In [49]:
# import torch
# import torchvision
import numpy as np
import matplotlib.pyplot as plt
import unittest
import random
import math
import datetime as dt
from cluster_sim import Cluster

In [53]:
PERCENTAGE = 100/3
NUM_OF_NODES = 3
NODE_CAPACITY = 1
PODS_LOOKAHEAD = 1

class Agent:
    def __init__(self, num_of_nodes, _alpha, _gamma):
        self.num_of_nodes = num_of_nodes
        self.num_of_actions = num_of_nodes + 1
        self.alpha = _alpha
        self.gamma = _gamma
        self.q_table = {}

    def sample(self): # choose random node
        return random.randint(0, self.num_of_nodes)

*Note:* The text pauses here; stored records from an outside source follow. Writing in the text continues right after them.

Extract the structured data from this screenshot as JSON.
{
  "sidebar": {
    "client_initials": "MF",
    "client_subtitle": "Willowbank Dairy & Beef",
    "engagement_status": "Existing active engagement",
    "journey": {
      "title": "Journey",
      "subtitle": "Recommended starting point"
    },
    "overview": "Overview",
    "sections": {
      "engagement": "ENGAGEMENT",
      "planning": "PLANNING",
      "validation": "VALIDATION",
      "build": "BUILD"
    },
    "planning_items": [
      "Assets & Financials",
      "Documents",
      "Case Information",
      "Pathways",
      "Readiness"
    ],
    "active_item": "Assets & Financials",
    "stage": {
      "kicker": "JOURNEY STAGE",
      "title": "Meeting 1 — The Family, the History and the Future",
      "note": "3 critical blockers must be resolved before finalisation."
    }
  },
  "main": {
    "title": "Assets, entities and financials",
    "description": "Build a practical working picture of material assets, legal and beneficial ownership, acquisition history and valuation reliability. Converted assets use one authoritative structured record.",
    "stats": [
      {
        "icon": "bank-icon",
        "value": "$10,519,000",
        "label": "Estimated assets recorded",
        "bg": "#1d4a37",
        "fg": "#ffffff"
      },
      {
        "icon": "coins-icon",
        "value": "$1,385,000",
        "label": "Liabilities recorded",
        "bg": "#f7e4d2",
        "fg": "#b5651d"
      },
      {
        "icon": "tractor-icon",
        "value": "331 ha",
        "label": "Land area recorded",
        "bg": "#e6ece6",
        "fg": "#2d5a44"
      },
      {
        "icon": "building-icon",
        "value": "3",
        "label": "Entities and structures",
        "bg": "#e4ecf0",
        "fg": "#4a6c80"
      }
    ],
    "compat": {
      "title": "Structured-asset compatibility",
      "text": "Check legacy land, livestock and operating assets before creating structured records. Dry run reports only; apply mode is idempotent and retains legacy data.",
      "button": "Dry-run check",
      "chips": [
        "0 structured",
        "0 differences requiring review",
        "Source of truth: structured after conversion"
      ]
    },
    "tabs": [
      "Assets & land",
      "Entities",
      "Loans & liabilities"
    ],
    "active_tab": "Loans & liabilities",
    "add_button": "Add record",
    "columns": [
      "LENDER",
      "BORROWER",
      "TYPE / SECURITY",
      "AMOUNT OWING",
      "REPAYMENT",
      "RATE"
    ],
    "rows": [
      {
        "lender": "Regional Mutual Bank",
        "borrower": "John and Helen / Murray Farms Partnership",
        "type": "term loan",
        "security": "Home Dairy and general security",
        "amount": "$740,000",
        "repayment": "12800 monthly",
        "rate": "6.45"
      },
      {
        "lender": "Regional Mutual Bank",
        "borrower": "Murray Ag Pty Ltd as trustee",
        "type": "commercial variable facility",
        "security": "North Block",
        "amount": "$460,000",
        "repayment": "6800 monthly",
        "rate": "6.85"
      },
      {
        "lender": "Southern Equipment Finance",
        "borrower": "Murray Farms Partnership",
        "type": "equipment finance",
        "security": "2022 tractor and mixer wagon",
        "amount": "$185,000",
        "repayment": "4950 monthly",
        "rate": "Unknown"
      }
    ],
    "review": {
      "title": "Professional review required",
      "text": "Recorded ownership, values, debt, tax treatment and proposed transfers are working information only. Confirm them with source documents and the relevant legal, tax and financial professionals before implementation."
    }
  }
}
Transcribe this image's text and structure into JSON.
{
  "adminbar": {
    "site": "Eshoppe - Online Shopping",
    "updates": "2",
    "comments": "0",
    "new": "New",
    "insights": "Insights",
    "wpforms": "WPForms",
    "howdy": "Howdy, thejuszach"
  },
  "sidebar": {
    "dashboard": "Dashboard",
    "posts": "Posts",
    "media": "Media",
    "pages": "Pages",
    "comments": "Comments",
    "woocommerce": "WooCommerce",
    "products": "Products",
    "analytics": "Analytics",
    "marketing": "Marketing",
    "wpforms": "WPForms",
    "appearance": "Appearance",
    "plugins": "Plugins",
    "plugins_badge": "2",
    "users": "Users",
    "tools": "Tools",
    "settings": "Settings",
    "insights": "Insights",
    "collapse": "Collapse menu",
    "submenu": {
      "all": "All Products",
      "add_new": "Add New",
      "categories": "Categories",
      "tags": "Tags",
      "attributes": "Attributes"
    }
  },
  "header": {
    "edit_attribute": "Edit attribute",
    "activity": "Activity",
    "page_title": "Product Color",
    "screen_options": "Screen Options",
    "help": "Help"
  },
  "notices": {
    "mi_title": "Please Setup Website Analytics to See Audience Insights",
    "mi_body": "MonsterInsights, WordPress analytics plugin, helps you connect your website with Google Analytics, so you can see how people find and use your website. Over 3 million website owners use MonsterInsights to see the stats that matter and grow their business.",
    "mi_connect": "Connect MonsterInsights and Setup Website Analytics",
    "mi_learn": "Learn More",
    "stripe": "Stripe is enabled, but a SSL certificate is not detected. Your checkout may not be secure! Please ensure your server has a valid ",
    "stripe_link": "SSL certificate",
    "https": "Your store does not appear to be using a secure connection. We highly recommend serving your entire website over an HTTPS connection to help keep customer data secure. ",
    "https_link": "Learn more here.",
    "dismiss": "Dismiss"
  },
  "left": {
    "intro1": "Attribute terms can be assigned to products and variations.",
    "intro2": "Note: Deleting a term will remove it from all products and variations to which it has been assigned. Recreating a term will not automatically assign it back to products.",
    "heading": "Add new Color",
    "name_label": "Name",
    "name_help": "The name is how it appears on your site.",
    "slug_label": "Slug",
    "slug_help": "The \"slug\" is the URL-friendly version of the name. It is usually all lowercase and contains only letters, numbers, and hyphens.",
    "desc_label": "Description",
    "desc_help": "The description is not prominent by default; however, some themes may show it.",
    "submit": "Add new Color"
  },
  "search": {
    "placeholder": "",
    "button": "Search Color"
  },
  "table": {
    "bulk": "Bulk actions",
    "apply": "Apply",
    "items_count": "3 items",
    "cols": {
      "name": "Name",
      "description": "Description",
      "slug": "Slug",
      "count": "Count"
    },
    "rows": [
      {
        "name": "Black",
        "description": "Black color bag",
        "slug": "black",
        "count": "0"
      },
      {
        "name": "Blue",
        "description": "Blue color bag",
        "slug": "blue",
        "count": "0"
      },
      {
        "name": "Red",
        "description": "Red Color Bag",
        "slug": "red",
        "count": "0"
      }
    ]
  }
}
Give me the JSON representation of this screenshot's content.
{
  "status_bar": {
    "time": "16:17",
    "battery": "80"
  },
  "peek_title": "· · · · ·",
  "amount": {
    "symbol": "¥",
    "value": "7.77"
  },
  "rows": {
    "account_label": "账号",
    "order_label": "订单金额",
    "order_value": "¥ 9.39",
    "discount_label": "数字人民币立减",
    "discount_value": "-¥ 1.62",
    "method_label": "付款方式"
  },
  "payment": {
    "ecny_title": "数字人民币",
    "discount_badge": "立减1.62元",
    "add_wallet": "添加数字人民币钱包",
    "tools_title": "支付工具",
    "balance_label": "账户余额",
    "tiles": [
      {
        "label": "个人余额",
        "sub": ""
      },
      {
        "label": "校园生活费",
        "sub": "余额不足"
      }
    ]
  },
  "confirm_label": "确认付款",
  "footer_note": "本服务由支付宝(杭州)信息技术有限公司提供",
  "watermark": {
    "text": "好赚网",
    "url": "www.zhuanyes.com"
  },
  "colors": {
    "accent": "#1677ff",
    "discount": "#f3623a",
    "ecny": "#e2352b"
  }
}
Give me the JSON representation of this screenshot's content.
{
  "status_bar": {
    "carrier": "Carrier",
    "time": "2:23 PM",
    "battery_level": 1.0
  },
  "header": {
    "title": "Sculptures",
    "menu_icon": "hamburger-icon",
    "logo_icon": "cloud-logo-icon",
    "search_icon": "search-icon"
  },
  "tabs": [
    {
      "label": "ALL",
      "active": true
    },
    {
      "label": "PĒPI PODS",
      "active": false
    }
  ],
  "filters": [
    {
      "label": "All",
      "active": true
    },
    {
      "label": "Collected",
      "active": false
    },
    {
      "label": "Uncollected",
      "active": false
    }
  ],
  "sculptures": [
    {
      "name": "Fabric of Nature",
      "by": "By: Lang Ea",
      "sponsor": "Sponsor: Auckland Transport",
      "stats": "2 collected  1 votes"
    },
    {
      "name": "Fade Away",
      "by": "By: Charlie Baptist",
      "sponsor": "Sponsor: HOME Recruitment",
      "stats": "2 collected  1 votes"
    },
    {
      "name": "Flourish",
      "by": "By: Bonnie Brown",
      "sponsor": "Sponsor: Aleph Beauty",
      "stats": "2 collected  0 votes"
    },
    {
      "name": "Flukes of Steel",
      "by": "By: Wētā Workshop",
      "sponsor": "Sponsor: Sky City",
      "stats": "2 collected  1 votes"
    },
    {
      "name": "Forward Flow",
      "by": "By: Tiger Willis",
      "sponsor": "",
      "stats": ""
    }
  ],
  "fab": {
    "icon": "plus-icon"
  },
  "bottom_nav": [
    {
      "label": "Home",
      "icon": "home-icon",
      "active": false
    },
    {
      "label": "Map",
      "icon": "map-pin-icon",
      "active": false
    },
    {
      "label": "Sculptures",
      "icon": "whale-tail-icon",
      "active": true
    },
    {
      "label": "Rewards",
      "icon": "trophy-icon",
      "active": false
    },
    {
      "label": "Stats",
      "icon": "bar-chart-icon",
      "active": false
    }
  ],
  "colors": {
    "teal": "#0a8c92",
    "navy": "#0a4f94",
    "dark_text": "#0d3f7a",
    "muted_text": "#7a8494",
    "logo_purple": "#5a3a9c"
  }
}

    def get_action(self, curr_state, _explore=False):
        _curr_entry = self.state_to_q_entry(curr_state)
        if _explore:
            _last_node_sorted_index = self.sample()
        else:
            _last_node_sorted_index = np.argmax(self.q_table[_curr_entry])
        if _last_node_sorted_index >= self.num_of_nodes:
            _action = -1
        else:
            node_memory_bucket = int(_curr_entry[_last_node_sorted_index])
            _, nodes_memory_view = curr_state
            node_buckets = [self.calc_bucket(memory) for _, memory in nodes_memory_view]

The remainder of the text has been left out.